On a Whim Wm's world travels

7 Apr 2005


Filed under: General,New Zealand — wm @ 7:39 am

It is autumn here (they don’t seem to use the word “fall” to describe a season) and the days are getting shorter, but it is still nice weather for hiking (which they call “tramping”). So we went out for a quick tramp in the Karori Wildlife Sanctuary. I’ve blogged about this place extensively, they have a 500 year plan for putting it back to the way it was before humans arrived, including a big fence around it to keep introduced species out. We did a longer hike in it than we have done before. The sanctuary used to be the water supply for Wellington, before they discovered that a major faultline went right through it. From the entrance (where you check your bags to make sure you aren’t bringing in any mice or other pests) it is a 20 minute walk up to the old dam. We had never gone beyond that before, but we took off, walking the trail along the faultline, which is now a lovely streambed.

The sanctuary is full of birds, and they are not shy in the least. We got a good long, close look at a Tui bird, a large black bird with white tufts on its throat. The Tui is a great mimic, making the most amazing noises. Everything from whistles to grunts, squacks, and beeps. We watched for about 5 minutes while one, just a few feet above our heads, did a singing performance.
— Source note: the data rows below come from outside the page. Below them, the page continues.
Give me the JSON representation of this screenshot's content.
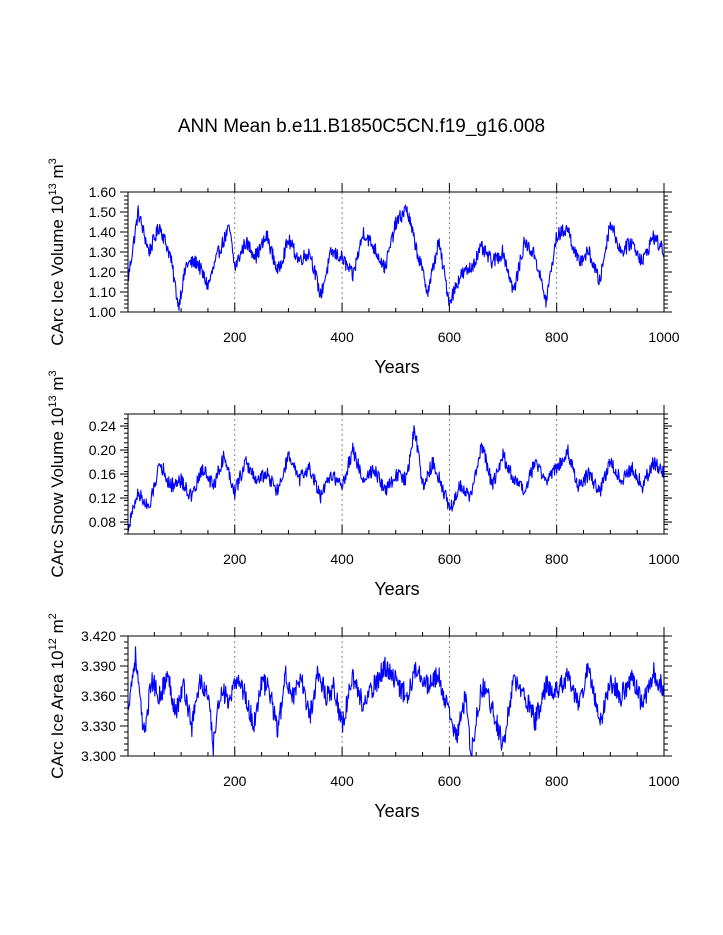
{
  "title": "ANN Mean b.e11.B1850C5CN.f19_g16.008",
  "line_color": "#0000ff",
  "chart_data": [
    {
      "type": "line",
      "name": "CArc Ice Volume",
      "ylabel_main": "CArc Ice Volume 10",
      "ylabel_exp": "13",
      "ylabel_unit": " m",
      "ylabel_unit_exp": "3",
      "xlabel": "Years",
      "xlim": [
        1,
        1000
      ],
      "ylim": [
        1.0,
        1.6
      ],
      "xticks": [
        200,
        400,
        600,
        800,
        1000
      ],
      "yticks": [
        1.0,
        1.1,
        1.2,
        1.3,
        1.4,
        1.5,
        1.6
      ],
      "yticklabels": [
        "1.00",
        "1.10",
        "1.20",
        "1.30",
        "1.40",
        "1.50",
        "1.60"
      ],
      "grid_x": [
        200,
        400,
        600,
        800
      ],
      "x": [
        1,
        20,
        40,
        60,
        80,
        95,
        110,
        130,
        150,
        170,
        190,
        200,
        220,
        240,
        260,
        280,
        300,
        320,
        340,
        360,
        380,
        400,
        420,
        440,
        460,
        480,
        500,
        520,
        540,
        560,
        580,
        600,
        620,
        640,
        660,
        680,
        700,
        720,
        740,
        760,
        780,
        800,
        820,
        840,
        860,
        880,
        900,
        920,
        940,
        960,
        980,
        1000
      ],
      "values": [
        1.16,
        1.5,
        1.3,
        1.43,
        1.28,
        1.03,
        1.24,
        1.25,
        1.13,
        1.3,
        1.42,
        1.22,
        1.35,
        1.28,
        1.38,
        1.2,
        1.36,
        1.26,
        1.3,
        1.08,
        1.3,
        1.27,
        1.18,
        1.4,
        1.32,
        1.22,
        1.44,
        1.52,
        1.3,
        1.1,
        1.35,
        1.05,
        1.18,
        1.22,
        1.32,
        1.25,
        1.3,
        1.1,
        1.35,
        1.28,
        1.05,
        1.38,
        1.42,
        1.25,
        1.3,
        1.15,
        1.45,
        1.3,
        1.35,
        1.25,
        1.38,
        1.3
      ]
    },
    {
      "type": "line",
      "name": "CArc Snow Volume",
      "ylabel_main": "CArc Snow Volume 10",
      "ylabel_exp": "13",
      "ylabel_unit": " m",
      "ylabel_unit_exp": "3",
      "xlabel": "Years",
      "xlim": [
        1,
        1000
      ],
      "ylim": [
        0.06,
        0.26
      ],
      "xticks": [
        200,
        400,
        600,
        800,
        1000
      ],
      "yticks": [
        0.08,
        0.12,
        0.16,
        0.2,
        0.24
      ],
      "yticklabels": [
        "0.08",
        "0.12",
        "0.16",
        "0.20",
        "0.24"
      ],
      "grid_x": [
        200,
        400,
        600,
        800
      ],
      "x": [
        1,
        20,
        40,
        60,
        80,
        100,
        120,
        140,
        160,
        180,
        200,
        220,
        240,
        260,
        280,
        300,
        320,
        340,
        360,
        380,
        400,
        420,
        440,
        460,
        480,
        500,
        520,
        535,
        550,
        570,
        590,
        600,
        620,
        640,
        660,
        680,
        700,
        720,
        740,
        760,
        780,
        800,
        820,
        840,
        860,
        880,
        900,
        920,
        940,
        960,
        980,
        1000
      ],
      "values": [
        0.07,
        0.13,
        0.1,
        0.18,
        0.14,
        0.15,
        0.12,
        0.17,
        0.14,
        0.19,
        0.13,
        0.18,
        0.15,
        0.16,
        0.13,
        0.19,
        0.15,
        0.17,
        0.12,
        0.16,
        0.14,
        0.2,
        0.15,
        0.17,
        0.13,
        0.16,
        0.15,
        0.24,
        0.14,
        0.18,
        0.13,
        0.1,
        0.14,
        0.12,
        0.21,
        0.14,
        0.19,
        0.15,
        0.13,
        0.18,
        0.15,
        0.17,
        0.2,
        0.14,
        0.16,
        0.13,
        0.18,
        0.15,
        0.17,
        0.14,
        0.18,
        0.16
      ]
    },
    {
      "type": "line",
      "name": "CArc Ice Area",
      "ylabel_main": "CArc Ice Area 10",
      "ylabel_exp": "12",
      "ylabel_unit": " m",
      "ylabel_unit_exp": "2",
      "xlabel": "Years",
      "xlim": [
        1,
        1000
      ],
      "ylim": [
        3.3,
        3.42
      ],
      "xticks": [
        200,
        400,
        600,
        800,
        1000
      ],
      "yticks": [
        3.3,
        3.33,
        3.36,
        3.39,
        3.42
      ],
      "yticklabels": [
        "3.300",
        "3.330",
        "3.360",
        "3.390",
        "3.420"
      ],
      "grid_x": [
        200,
        400,
        600,
        800
      ],
      "x": [
        1,
        15,
        30,
        45,
        60,
        75,
        90,
        105,
        120,
        135,
        150,
        160,
        175,
        190,
        205,
        220,
        235,
        250,
        265,
        280,
        295,
        310,
        325,
        340,
        355,
        370,
        385,
        400,
        420,
        440,
        460,
        480,
        500,
        520,
        540,
        560,
        580,
        600,
        615,
        630,
        640,
        660,
        680,
        700,
        720,
        740,
        760,
        780,
        800,
        820,
        840,
        860,
        880,
        900,
        920,
        940,
        960,
        980,
        1000
      ],
      "values": [
        3.35,
        3.4,
        3.32,
        3.375,
        3.36,
        3.38,
        3.345,
        3.37,
        3.33,
        3.375,
        3.36,
        3.31,
        3.37,
        3.35,
        3.38,
        3.36,
        3.33,
        3.375,
        3.365,
        3.325,
        3.38,
        3.36,
        3.375,
        3.34,
        3.385,
        3.36,
        3.37,
        3.33,
        3.38,
        3.35,
        3.37,
        3.39,
        3.375,
        3.36,
        3.39,
        3.37,
        3.38,
        3.34,
        3.32,
        3.36,
        3.3,
        3.37,
        3.35,
        3.31,
        3.375,
        3.36,
        3.335,
        3.37,
        3.365,
        3.38,
        3.35,
        3.39,
        3.33,
        3.375,
        3.36,
        3.38,
        3.35,
        3.385,
        3.365
      ]
    }
  ]
}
We then turned uphill, walking all the way up to the fence that surrounds the sanctuary. Just outside the fence is a wind turbine, which supplies some of the power for Wellington. There is only one here, but a few weeks ago we drove through an area that has hundreds of wind turbines. This area of NZ is smack dab in the middle of the “Roaring 40’s” — a latitude where there are strong winds circling the globe. There are no major land masses in the seas just north of Antartica, so there is nothing to slow them down. As I type this, the wind is howling — they don’t call it “Windy Wellington” for nothing.

While we were tramping up the hill through a forest, a small gray robin was following us. Everytime we would pause along the trail, he would be just a few feet away from us, just as curious about us as we were about him. Robins here are much different than those in the US, slightly smaller and very cute. We also saw a few Fantails, which are the most amazing fliers, doing acrobatics in midair, and flying right through dense patches of tree branches, narrowly missing each branch as if it were the most fun thing to do imaginable.

The other amazing thing we saw during this hike were hundreds of mushrooms. Huge red mushrooms of all kinds of sizes.

To see more photos from the hike, or larger versions of the above photos, click here.


  1. hi, i have been reading through your blog because i am considering spending some time in NZ (for reasons similar to yours, apparently). thanks for writing this–it has given me a lot of useful fodder for projecting myself to NZ in my mind prior to actually taking the plunge (as well as a lot of good practical info too).

    do you know that these and all the mushroom photos in your gallery from this hike are amanita muscaria? this is possibly the most famous and one of the most potent hallucinogenic mushrooms in the world. here is a link to a little bit of info about it:

    you can get a lot more by googling “amanita muscaria”.

    Comment by paul — 21 Aug 2005 @ 7:40 am

  2. Thanks Paul, I had no idea about those mushrooms!